Sometimes your body just can’t loose the weight and keep it off on your own. Sometimes you just need that extra tool to get yourself going.
I had been on a lot of medication for a lot of years that caused appetite changes, weight gain, and with having chronic pain issues in my family (Fibro) and my personal struggle with asthma, my father having diabetes type 2 I knew that my life was going to get worse before it was going to get better.
Before surgery I was:
- 345 lbs documented and probably a lot heavier
- had severe asthma to the point where I didn’t leave my home unless I had an inhaler in hand.

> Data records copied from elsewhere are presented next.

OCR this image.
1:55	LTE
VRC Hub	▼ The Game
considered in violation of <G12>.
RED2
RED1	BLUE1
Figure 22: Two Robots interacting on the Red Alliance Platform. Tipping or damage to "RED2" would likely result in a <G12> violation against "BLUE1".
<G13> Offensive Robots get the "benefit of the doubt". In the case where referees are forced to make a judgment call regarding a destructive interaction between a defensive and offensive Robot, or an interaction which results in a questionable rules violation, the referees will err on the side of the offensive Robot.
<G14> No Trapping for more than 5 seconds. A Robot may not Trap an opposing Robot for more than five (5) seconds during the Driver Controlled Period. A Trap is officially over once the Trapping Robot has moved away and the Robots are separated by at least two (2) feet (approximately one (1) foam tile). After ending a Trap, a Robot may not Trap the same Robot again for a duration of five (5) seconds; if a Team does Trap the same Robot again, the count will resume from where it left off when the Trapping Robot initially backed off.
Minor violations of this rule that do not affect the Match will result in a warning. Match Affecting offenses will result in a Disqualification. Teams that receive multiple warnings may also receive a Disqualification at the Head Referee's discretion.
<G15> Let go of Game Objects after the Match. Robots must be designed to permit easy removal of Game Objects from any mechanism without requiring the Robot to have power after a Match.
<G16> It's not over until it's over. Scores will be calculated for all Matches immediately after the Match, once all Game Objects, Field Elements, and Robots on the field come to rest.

- had no periods. PCOS had literally halted my period and the weight prevented my body from producing enough hormones to make eggs, let alone lay them to have a period. I was rendered infertile.
- had sleep apnea and had to have the Darth Vader machine.
- Hurt all the time.
- Had chronic head aches and migraines.
Even if I had wanted to have a baby I couldn’t. It wasn’t that I didn’t try. I did. A lot. I lost 83 lbs in 2006 and gained it all back and then some, I’d loose a few pants sizes and would gain it back with new medications. I couldn’t do the work outs I needed to do because I physically could not do it. Depending on what medication they had me on, I could barely stay awake let alone do a full work out. I couldn’t breath to walk, run, lift weights, or even dance. I love to dance. I love Zumba! Before my journey with weight loss I couldn’t do that!
Yes, I struggled with eating the wrong kinds of foods, and the wrong amounts. I love vegis! I love fruit! I’d eat them all the time, but that sweets binge I’d also have, or the Cooler Ranch Doritos with cheesy salsa, or the soda, etc none of that was good for me. I had to re learn how to eat and eat correctly for the RNY gastric bypass. I had to document my food intake, and start to move. At first I would walk around the block with my dog. Then I bought some Just Dance games for the Wii and I began to do the Just Sweat game and I realized I love to dance! I’d go out dancing with friends, I’d go to parks as long as I kept moving my mood was awesome. I didn’t work out I got cranky.
My self esteem was terrible. I hated myself for getting this way and hated how big I’d gotten. I decided to take my life back. I went through the 6 month pre-op process and passed every mile stone and even my pysch eval. I read the books and did the paperwork. After two years of research about this surgery I took action. I had my surgery May 18 2012.
I moved to Michigan in August of that year.
Moved back to PA in November.
I had a few set backs, made some bad choices diet wise. I got lazy but I never stopped trying. I got unlazy, I was always up moving, cleaning or trying. I found the love of my life and we got pregnant the first week we were together. That second picture? That’s my baby bump taken today. I’m 16 weeks pregnant. My liver is fully healed from the ‘fatty liver’ status, my body began to have a period every month (painful sons of bitches) and it also healed enough to conceive and carry a baby.
Is that enough of a reason to have WLS? YES. Taking back my life was reason enough. Being able to have a baby after two miscarriages? Priceless.